Frank hizo la llamada mientras Jeffrey inspeccionaba la habitación. Un muchacho rechoncho de pelo largo y moreno yacía desplomado en la cama. En el suelo, a su lado, había la típica goma elástica amarilla que utilizaban los adictos para encontrarse la vena. El chico estaba abotargado y gris. Llevaba allí un buen rato.

– Cristo -murmuró Jeffrey, diciéndose que la habitación olía aún peor que la de Ellen Schaffer-. ¿Qué demonios es esto?

– No parece que fuera un amante de la limpieza -dijo Frank.

Jeffrey estudió la escena. No había ninguna luz encendida, pero la luz del sol iluminaba la estancia lo suficiente. Había un combo de tele y vídeo delante del cadáver, apoyado sobre el colchón. El televisor estaba encendido y emitía un resplandor azul, indicando que la cinta de vídeo se había acabado. La luz proyectaba sobre el cadáver un extraño color, y la piel parecía enmohecida, o quizás estableció esa comparación por lo mal que olía el cuarto. Todo estaba revuelto, y Jeffrey supuso que el hedor procedía de los envases de comida podrida diseminados por el suelo. Por todas partes había papeles y libros, y se preguntó cómo alguien conseguía andar por ahí sin tropezar.

El estudiante tenía la cabeza inclinada contra el pecho, y el cabello grasiento le cubría la cara y el cuello. Sólo llevaba un par de boxers blancos y sucios. Tenía la mano metida en la abertura, y Jeffrey elaboró una deducción bastante fundada de lo que había pasado.

En el brazo izquierdo de la víctima había un morado, pero Sara haría una valoración más exacta de esa marca. El cuerpo estaba rígido, y Jeffrey dedujo que ya había comenzado el rígor mortis, lo que indicaba que el fallecimiento había ocurrido hacía entre dos y doce horas. La hora de la muerte nunca era fácil de establecer, y Jeffrey supuso que Sara no podría darla con más exactitud.

– ¿Está en marcha el aire acondicionado? -preguntó Jeffrey, aflojándose la corbata.

El aparato de la ventana tenía tiras de papel en la salida de aire, pero éstas no se movían.

– No -dijo Frank-. Cuando llegué la puerta estaba abierta, y la dejé así para que se fuera este pestazo.

Jeffrey asintió, diciéndose que la habitación habría estado muy caliente casi toda la noche si el aire estaba apagado y la puerta cerrada. Sus vecinos debían de estar tan acostumbrados al mal olor que no habrían notado nada fuera de lo corriente.

– ¿Sabemos cómo se llama? -preguntó Jeffrey.

– William Dickson -dijo Frank-. Pero por lo que he averiguado, nadie le llamaba así.

– ¿Y cuál era su apodo?

Frank sonrió con cierta suficiencia.

– Scooter.

Jeffrey arqueó las cejas, pero no era quién para decir nada. No iba a compartir con nadie el apodo que le habían dado a él en Sylacauga.
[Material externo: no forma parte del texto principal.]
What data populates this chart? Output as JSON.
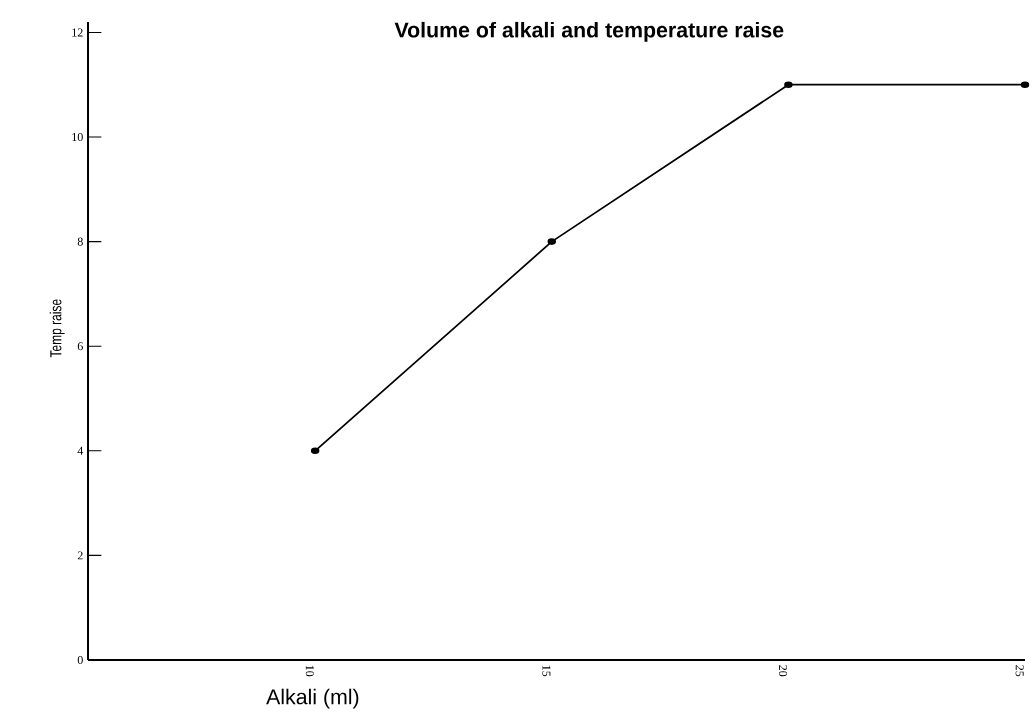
{
  "chart_data": {
    "type": "line",
    "title": "Volume of alkali and temperature raise",
    "xlabel": "Alkali (ml)",
    "ylabel": "Temp raise",
    "x": [
      10,
      15,
      20,
      25
    ],
    "values": [
      4,
      8,
      11,
      11
    ],
    "color": "#000000",
    "marker": "circle",
    "line_style": "solid",
    "xlim": [
      5.2,
      25
    ],
    "xticks": [
      10,
      15,
      20,
      25
    ],
    "ylim": [
      0,
      12.2
    ],
    "yticks": [
      0,
      2,
      4,
      6,
      8,
      10,
      12
    ]
  }
}
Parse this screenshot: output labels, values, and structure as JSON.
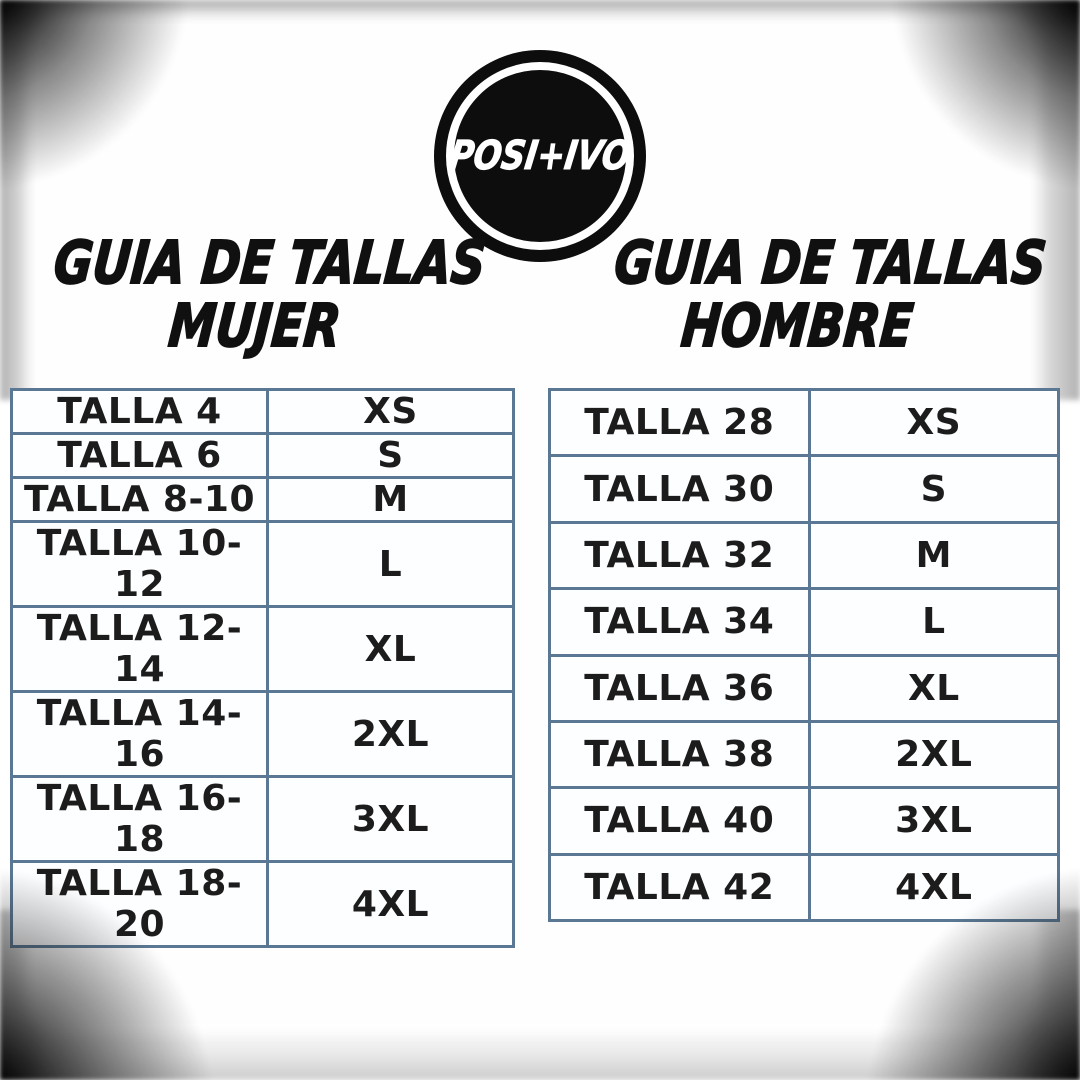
{
  "logo": {
    "brand": "POSI+IVO"
  },
  "headings": {
    "women": {
      "line1": "GUIA DE TALLAS",
      "line2": "MUJER"
    },
    "men": {
      "line1": "GUIA DE TALLAS",
      "line2": "HOMBRE"
    }
  },
  "size_tables": {
    "women": {
      "rows": [
        {
          "talla": "TALLA 4",
          "size": "XS"
        },
        {
          "talla": "TALLA 6",
          "size": "S"
        },
        {
          "talla": "TALLA 8-10",
          "size": "M"
        },
        {
          "talla": "TALLA 10-12",
          "size": "L"
        },
        {
          "talla": "TALLA 12-14",
          "size": "XL"
        },
        {
          "talla": "TALLA 14-16",
          "size": "2XL"
        },
        {
          "talla": "TALLA 16-18",
          "size": "3XL"
        },
        {
          "talla": "TALLA 18-20",
          "size": "4XL"
        }
      ]
    },
    "men": {
      "rows": [
        {
          "talla": "TALLA 28",
          "size": "XS"
        },
        {
          "talla": "TALLA 30",
          "size": "S"
        },
        {
          "talla": "TALLA 32",
          "size": "M"
        },
        {
          "talla": "TALLA 34",
          "size": "L"
        },
        {
          "talla": "TALLA 36",
          "size": "XL"
        },
        {
          "talla": "TALLA 38",
          "size": "2XL"
        },
        {
          "talla": "TALLA 40",
          "size": "3XL"
        },
        {
          "talla": "TALLA 42",
          "size": "4XL"
        }
      ]
    }
  },
  "colors": {
    "table_border": "#5a7893",
    "text": "#101010",
    "logo_bg": "#0d0d0d",
    "logo_text": "#ffffff"
  }
}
Sara lo había utilizado ayer para herirle.

– Su compañero de habitación ha ido a pasar la Semana Santa con sus padres -informó Frank.

– Quiero hablar con él.

– Le pediré el número al decano cuando todo esto esté despejado.

Jeffrey entró en la habitación, y en el suelo observó una jeringuilla de plástico rota. Fuera lo que fuese lo que había dentro, se había secado, pero distinguió el nítido dibujo de la suela de un zapato, parecido a un gofre, impreso en lo que antes había sido un fluido.

Se quedó mirando la huella y dijo:

– Asegúrate de que Brad saca una buena foto de esto.

Frank asintió y Jeffrey se arrodilló junto al cadáver. Estaba a punto de pedirle unos guantes a Frank cuando éste le arrojó un par.

– Gracias -dijo Jeffrey y se los puso.

Al tener las manos sudadas, el látex se le pegó. La luz del sol era insuficiente, y Jeffrey buscó alguna lamparilla. Había una encima de la nevera, junto a la cama, pero habían cortado el cable, y los extremos de éstos estaban pelados hasta el cobre.

– Que nadie encienda el interruptor de la luz hasta que le echemos un vistazo a esto -le advirtió a Frank.

Inclinó la cabeza de Scooter a un lado, apartándole la barbilla del pecho. Alrededor de su cuello había un cinturón de cuero que no había visto desde el pasillo. Scooter llevaba el pelo tan largo y grasiento que le sorprendió poder verlo ahora.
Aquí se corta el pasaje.